Now, this state has to send the last commands to the Realtime Battle server. After this step, the next round will begin. Note: A round lasts about some milliseconds, so this round trip (described in detail (petri nets, sequence diagrams) in the design documents located on the rtb team web site, section framework) will be done very often.
It is possible for a strategy not to send any server tip at all. If you chose this option, the server automates are useless and the complete behaviour of the robots is determined by the client states (you won't profit by the team framework at all).
On the other hand it is possible to send many server tips that will do the whole work and to have only one client state that will act according these tips. With this way, you will waste a lot of CPU time in the client processes and have a high load in the master server process. You should attempt to balance the responsibilities between client and server states, for example do all computations based on the environment given by the Realtime Battle server in the client states and process shared information between the robots and the resulting actions on server side.
Also the number of states is a design decision. You must have at least one server and one client state (the initial state) but you can have hundreds if you want (unpractical but possible). It depends on your strategy how many states you will need.
All states will be reset (after the repositories have been reset) automatically by the framework before a new game will begin. Furthermore, the initial state (specified by the factory) will be set to be the current state, then.
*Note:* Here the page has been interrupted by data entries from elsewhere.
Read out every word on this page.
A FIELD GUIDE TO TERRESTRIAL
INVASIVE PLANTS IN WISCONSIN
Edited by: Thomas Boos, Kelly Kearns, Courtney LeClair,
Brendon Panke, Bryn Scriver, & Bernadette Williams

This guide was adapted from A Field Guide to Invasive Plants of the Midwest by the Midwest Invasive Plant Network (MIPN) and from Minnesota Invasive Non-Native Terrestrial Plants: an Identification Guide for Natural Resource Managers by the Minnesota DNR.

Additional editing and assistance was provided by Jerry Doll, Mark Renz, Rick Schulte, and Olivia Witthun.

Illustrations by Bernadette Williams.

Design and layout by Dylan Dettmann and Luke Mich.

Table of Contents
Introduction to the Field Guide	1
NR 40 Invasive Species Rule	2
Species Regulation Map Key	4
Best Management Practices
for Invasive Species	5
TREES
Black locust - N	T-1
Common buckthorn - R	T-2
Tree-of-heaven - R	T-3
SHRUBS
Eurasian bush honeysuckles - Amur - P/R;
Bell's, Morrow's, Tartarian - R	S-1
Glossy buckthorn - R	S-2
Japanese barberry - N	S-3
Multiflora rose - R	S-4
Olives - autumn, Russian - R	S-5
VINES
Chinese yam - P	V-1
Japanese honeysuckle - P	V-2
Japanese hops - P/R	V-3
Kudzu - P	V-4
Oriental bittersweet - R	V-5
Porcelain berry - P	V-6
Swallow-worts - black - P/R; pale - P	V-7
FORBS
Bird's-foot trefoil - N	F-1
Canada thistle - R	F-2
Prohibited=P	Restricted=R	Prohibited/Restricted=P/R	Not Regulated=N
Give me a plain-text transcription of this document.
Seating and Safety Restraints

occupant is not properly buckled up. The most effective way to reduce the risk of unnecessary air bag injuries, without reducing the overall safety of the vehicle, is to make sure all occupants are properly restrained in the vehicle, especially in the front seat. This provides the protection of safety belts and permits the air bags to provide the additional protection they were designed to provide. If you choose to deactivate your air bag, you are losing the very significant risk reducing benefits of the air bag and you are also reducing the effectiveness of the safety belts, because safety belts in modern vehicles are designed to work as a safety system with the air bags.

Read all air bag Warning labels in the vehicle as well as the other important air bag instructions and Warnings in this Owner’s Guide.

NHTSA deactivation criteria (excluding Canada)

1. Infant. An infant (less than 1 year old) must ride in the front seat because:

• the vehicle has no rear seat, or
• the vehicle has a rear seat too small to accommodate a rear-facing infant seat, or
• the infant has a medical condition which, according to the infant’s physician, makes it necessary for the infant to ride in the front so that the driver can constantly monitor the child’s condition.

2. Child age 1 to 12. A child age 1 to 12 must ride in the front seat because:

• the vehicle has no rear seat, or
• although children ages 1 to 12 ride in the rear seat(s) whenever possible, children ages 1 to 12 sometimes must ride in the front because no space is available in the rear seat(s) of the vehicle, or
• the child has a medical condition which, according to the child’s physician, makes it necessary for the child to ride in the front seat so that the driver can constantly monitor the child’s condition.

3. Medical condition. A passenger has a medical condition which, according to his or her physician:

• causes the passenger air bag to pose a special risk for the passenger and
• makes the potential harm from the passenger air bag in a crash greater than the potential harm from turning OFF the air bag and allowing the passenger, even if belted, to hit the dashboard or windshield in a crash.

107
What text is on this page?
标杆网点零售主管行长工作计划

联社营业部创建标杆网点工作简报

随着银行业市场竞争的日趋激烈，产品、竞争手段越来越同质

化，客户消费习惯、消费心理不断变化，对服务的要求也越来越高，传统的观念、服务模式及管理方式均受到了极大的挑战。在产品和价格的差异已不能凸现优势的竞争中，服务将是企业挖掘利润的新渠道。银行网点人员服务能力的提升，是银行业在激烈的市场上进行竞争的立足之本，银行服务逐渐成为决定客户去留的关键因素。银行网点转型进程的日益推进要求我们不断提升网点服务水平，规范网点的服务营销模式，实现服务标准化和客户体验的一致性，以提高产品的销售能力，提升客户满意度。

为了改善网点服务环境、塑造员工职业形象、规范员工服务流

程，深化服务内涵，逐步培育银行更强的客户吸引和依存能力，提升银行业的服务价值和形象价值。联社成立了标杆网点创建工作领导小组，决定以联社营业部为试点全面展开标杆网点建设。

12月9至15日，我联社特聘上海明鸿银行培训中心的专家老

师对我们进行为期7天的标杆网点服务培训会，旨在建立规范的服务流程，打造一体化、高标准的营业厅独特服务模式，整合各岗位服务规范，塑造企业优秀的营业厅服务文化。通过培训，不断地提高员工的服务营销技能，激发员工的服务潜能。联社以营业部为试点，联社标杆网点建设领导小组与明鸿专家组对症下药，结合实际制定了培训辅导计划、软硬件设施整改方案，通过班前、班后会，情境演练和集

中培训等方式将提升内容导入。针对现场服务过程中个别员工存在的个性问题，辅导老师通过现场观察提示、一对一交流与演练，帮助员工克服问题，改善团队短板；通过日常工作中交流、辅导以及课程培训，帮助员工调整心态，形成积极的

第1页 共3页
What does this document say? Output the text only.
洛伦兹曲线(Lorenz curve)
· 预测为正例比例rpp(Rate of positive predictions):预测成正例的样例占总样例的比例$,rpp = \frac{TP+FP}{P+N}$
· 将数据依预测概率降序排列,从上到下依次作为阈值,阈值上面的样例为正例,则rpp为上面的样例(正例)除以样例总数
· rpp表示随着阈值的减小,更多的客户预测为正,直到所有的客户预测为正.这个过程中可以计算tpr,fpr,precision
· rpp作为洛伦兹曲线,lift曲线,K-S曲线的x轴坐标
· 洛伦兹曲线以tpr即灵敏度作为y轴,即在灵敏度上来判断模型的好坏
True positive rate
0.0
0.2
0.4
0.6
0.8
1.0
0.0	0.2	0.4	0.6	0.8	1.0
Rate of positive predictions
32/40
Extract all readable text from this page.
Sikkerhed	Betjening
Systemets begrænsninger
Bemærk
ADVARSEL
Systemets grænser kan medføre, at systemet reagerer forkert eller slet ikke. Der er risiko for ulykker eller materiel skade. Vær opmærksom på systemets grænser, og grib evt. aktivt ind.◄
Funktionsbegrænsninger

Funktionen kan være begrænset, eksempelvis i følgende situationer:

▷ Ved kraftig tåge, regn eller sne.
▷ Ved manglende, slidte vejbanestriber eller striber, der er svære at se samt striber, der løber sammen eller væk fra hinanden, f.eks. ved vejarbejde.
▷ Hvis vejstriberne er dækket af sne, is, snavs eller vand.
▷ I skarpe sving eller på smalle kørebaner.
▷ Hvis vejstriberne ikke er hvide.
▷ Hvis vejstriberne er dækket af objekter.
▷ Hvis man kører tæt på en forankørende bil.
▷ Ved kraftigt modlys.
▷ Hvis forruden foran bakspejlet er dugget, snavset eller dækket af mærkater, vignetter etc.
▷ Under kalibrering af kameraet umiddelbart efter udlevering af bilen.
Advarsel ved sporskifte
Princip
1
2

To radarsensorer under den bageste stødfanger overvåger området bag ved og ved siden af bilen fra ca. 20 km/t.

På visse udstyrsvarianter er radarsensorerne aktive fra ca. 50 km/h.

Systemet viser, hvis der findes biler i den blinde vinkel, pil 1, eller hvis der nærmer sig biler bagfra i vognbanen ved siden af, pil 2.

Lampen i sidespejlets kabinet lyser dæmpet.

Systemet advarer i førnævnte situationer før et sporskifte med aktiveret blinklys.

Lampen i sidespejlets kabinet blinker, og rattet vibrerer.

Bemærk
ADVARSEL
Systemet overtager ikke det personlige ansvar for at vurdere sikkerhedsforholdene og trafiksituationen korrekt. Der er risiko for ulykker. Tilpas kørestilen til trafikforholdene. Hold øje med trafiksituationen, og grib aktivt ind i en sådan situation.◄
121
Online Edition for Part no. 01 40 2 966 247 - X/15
Annotation: The finite state automates are described as coordinators in the framework: The client coordinator is responsible for managing the client states of one robot, the server coordinator for controlling the server states.
Repositories
Repositories are objects that contain data and corresponding methods that are shared between different state objects. The kind of data and the methods are only determined by the concrete strategy (exception: GameOptionsRepository). Every repository will be reset automatically by the framework before a new game will begin. There are four types of repositories:
- GameOptionsRepository: At the beginning of every game, the RealTime Battle server will send the values of a dozen game specific constants defined by the rtb protocol (like max energy a robot can have, max cannon rotation speed, air resistance, graivity, ...). These messages will be automatically parsed by the framework and filled into the corresponding data members of this object. Every strategy factory has access to this repository. It is the responsibility of the factory to pass this object to the created states.
- ClientSpecificRepository: All client states of one client side automate have access to this object. The strategy can decide by itself what it wants to store here.
- InternalServerSpecificRepository: All server states of one server automate have access to this object (one object for every robot in the team). Use this repository to coordinate actions between the states of one single robot.
- SharedServerSpecificRepository: All server states of all server automates have access to this object (only one object of this kind in the whole master server). Use this repository to coordinate actions between different robots in a team and share information between robots (like position of friends / enemies, ...).
To repeat myself: The last three types of repositories have to be defined by the strategy itself. Only a reset method is required in any case. Whether you share only position information, the names of your robot, or provide a sophisticated path finding engine and a visual map constructed from the gathered information is your choice. The framework will only reset / update (game options) and delete the repositories when it is necessary in the control flow (e. g. when a new game starts).